Not only is the amount of hours or practice vital but also the balance between organized, structured training versus just free play like pick-up games.  The latest research showed that if this ratio of structured to unstructured time exceeded 2:1, the injury rate went up significantly.

The medical evidence has become so overwhelming that a group of leading medical authorities, including the American Academy of Orthopaedic Surgeons and the National Athletic Trainers Association, have mounted a campaign called Stop Sports Injuries to make athletes, parents and coaches aware of the dangers of early sport specialization and overtraining (see video below).

“Kids often receive pressure from their parents or coaches to be the best in one given sport, when in reality participating in free play and a multitude of sports from an early age is the best strategy to create an outstanding athlete,” said William Levine, MD, Chair of the STOP Sports Injuries Advisory Committee.
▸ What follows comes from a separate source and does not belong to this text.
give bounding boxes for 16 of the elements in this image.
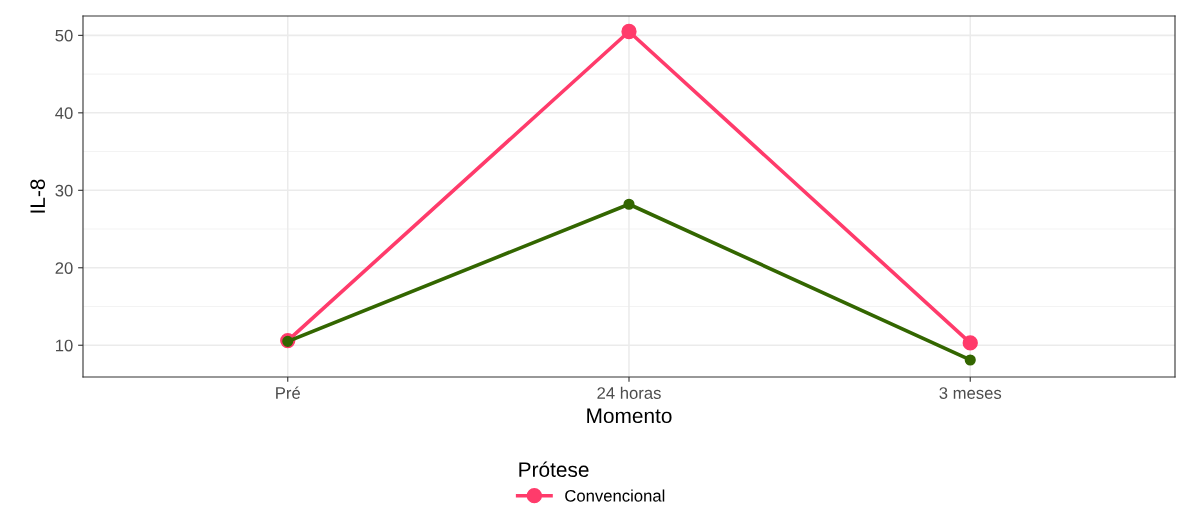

Keeping track of an athlete’s training sessions is critical to prevent crossing the threshold to overuse.  Using an online training diary system is strongly recommended to log not only the hours but also the type of activity, the body’s reaction and recovery and the progress of results over time.  Coaches and clubs can also use the diary system to monitor entire teams and player populations enrolled in long-term athletic development plans.